NBC News political analyst and Washington Post reporter Robert Costa was asked by host Chuck Todd about the conspiracy group.
“The president, himself, has believed in conspiracies before. His political career was very much launched on how he came onto that birtherism with President Obama,” Costa said. “But there’s not really an expectation inside of this White House that the president’s going to somehow speak out on QAnon. People inside of the president’s inner circle, they see the ‘Q’ signs as much as anybody in the press pen sees those ‘Q’ signs. But they believe this is the Republican base. This is the Trump base. They have a deep suspicion of the deep state.”
Todd directed his next question to Republican strategist Al Cardenas, saying, “This is the Republican base. Are you concerned?”
Cardenas replied, “Of course. Look, I’ve lived through this group of people who believe that the moon landing was filmed in a studio somewhere. And we all remember also how our government kept a place in Nevada where all the aliens were incarcerated. But, you know, a lot of people now actually believe that these are actual people in government. This is very different. Now, it’s people in government undermining the country. And by them not denying this at the higher levels of the administration, it gives a credibility that further feeds off the idea that government is not to be trusted.”

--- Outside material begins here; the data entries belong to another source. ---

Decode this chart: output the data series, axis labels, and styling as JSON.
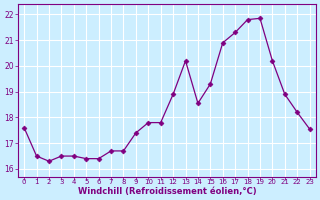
{
  "x": [
    0,
    1,
    2,
    3,
    4,
    5,
    6,
    7,
    8,
    9,
    10,
    11,
    12,
    13,
    14,
    15,
    16,
    17,
    18,
    19,
    20,
    21,
    22,
    23
  ],
  "y": [
    17.6,
    16.5,
    16.3,
    16.5,
    16.5,
    16.4,
    16.4,
    16.7,
    16.7,
    17.4,
    17.8,
    17.8,
    18.9,
    20.2,
    18.55,
    19.3,
    20.9,
    21.3,
    21.8,
    21.85,
    20.2,
    18.9,
    18.2,
    17.55
  ],
  "line_color": "#800080",
  "marker": "D",
  "marker_size": 2.5,
  "bg_color": "#cceeff",
  "grid_color": "#ffffff",
  "xlabel": "Windchill (Refroidissement éolien,°C)",
  "xlabel_color": "#800080",
  "tick_color": "#800080",
  "yticks": [
    16,
    17,
    18,
    19,
    20,
    21,
    22
  ],
  "xticks": [
    0,
    1,
    2,
    3,
    4,
    5,
    6,
    7,
    8,
    9,
    10,
    11,
    12,
    13,
    14,
    15,
    16,
    17,
    18,
    19,
    20,
    21,
    22,
    23
  ],
  "ylim": [
    15.7,
    22.4
  ],
  "xlim": [
    -0.5,
    23.5
  ]
}
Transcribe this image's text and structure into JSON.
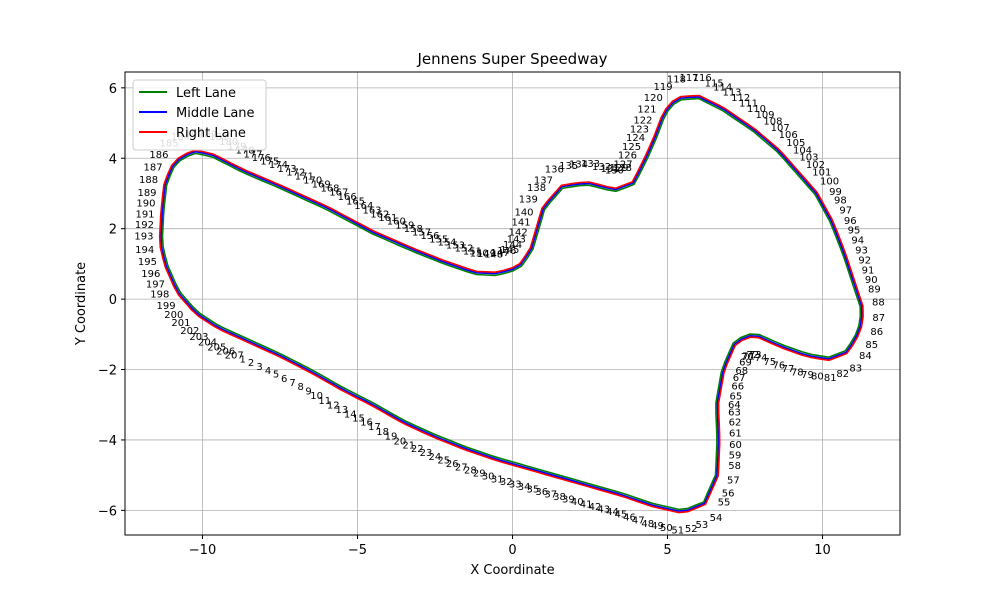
{
  "chart_data": {
    "type": "line",
    "title": "Jennens Super Speedway",
    "xlabel": "X Coordinate",
    "ylabel": "Y Coordinate",
    "xlim": [
      -12.5,
      12.5
    ],
    "ylim": [
      -6.7,
      6.45
    ],
    "xticks": [
      -10,
      -5,
      0,
      5,
      10
    ],
    "yticks": [
      -6,
      -4,
      -2,
      0,
      2,
      4,
      6
    ],
    "grid": true,
    "legend_position": "top-left",
    "colors": {
      "Left Lane": "#008000",
      "Middle Lane": "#0000ff",
      "Right Lane": "#ff0000",
      "grid": "#b0b0b0"
    },
    "legend": [
      "Left Lane",
      "Middle Lane",
      "Right Lane"
    ],
    "point_labels": {
      "from": 1,
      "to": 207
    },
    "centerline": [
      [
        -8.5,
        -1.2
      ],
      [
        -7.5,
        -1.6
      ],
      [
        -6.5,
        -2.05
      ],
      [
        -5.5,
        -2.55
      ],
      [
        -4.5,
        -3.0
      ],
      [
        -3.5,
        -3.5
      ],
      [
        -2.5,
        -3.9
      ],
      [
        -1.5,
        -4.25
      ],
      [
        -0.5,
        -4.55
      ],
      [
        0.5,
        -4.8
      ],
      [
        1.5,
        -5.05
      ],
      [
        2.5,
        -5.3
      ],
      [
        3.5,
        -5.55
      ],
      [
        4.5,
        -5.85
      ],
      [
        5.5,
        -6.05
      ],
      [
        6.2,
        -5.8
      ],
      [
        6.6,
        -5.0
      ],
      [
        6.65,
        -4.0
      ],
      [
        6.6,
        -3.0
      ],
      [
        6.8,
        -2.0
      ],
      [
        7.2,
        -1.2
      ],
      [
        7.8,
        -1.0
      ],
      [
        8.7,
        -1.35
      ],
      [
        9.5,
        -1.6
      ],
      [
        10.2,
        -1.7
      ],
      [
        10.8,
        -1.5
      ],
      [
        11.2,
        -0.9
      ],
      [
        11.3,
        -0.3
      ],
      [
        11.0,
        0.5
      ],
      [
        10.7,
        1.3
      ],
      [
        10.3,
        2.2
      ],
      [
        9.8,
        3.0
      ],
      [
        9.2,
        3.6
      ],
      [
        8.6,
        4.2
      ],
      [
        7.8,
        4.8
      ],
      [
        6.8,
        5.4
      ],
      [
        6.0,
        5.75
      ],
      [
        5.3,
        5.7
      ],
      [
        4.9,
        5.3
      ],
      [
        4.6,
        4.6
      ],
      [
        4.3,
        4.0
      ],
      [
        3.9,
        3.3
      ],
      [
        3.3,
        3.1
      ],
      [
        2.4,
        3.3
      ],
      [
        1.6,
        3.2
      ],
      [
        1.0,
        2.6
      ],
      [
        0.8,
        2.0
      ],
      [
        0.6,
        1.4
      ],
      [
        0.2,
        0.9
      ],
      [
        -0.5,
        0.72
      ],
      [
        -1.2,
        0.75
      ],
      [
        -2.2,
        1.05
      ],
      [
        -3.2,
        1.4
      ],
      [
        -4.5,
        1.9
      ],
      [
        -6.0,
        2.6
      ],
      [
        -7.5,
        3.2
      ],
      [
        -8.7,
        3.65
      ],
      [
        -9.7,
        4.1
      ],
      [
        -10.3,
        4.2
      ],
      [
        -10.9,
        3.9
      ],
      [
        -11.2,
        3.3
      ],
      [
        -11.3,
        2.5
      ],
      [
        -11.35,
        1.6
      ],
      [
        -11.2,
        1.0
      ],
      [
        -10.8,
        0.2
      ],
      [
        -10.2,
        -0.4
      ],
      [
        -9.5,
        -0.8
      ],
      [
        -8.5,
        -1.2
      ]
    ]
  }
}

White House Press Secretary Sarah Sanders was asked about QAnon during her press briefing on Wednesday. (RELATED: Who Or What Is QAnon? [VIDEO])
Sanders was asked, “Does the president encourage the support of people who showed up last night in these ‘QAnon’ and ‘Blacks for Trump’ fringe groups?”
Sanders responded, “The President condemns and denounces any group that would incite violence against another individual, and certainly doesn’t support groups that would promote that type of behavior.”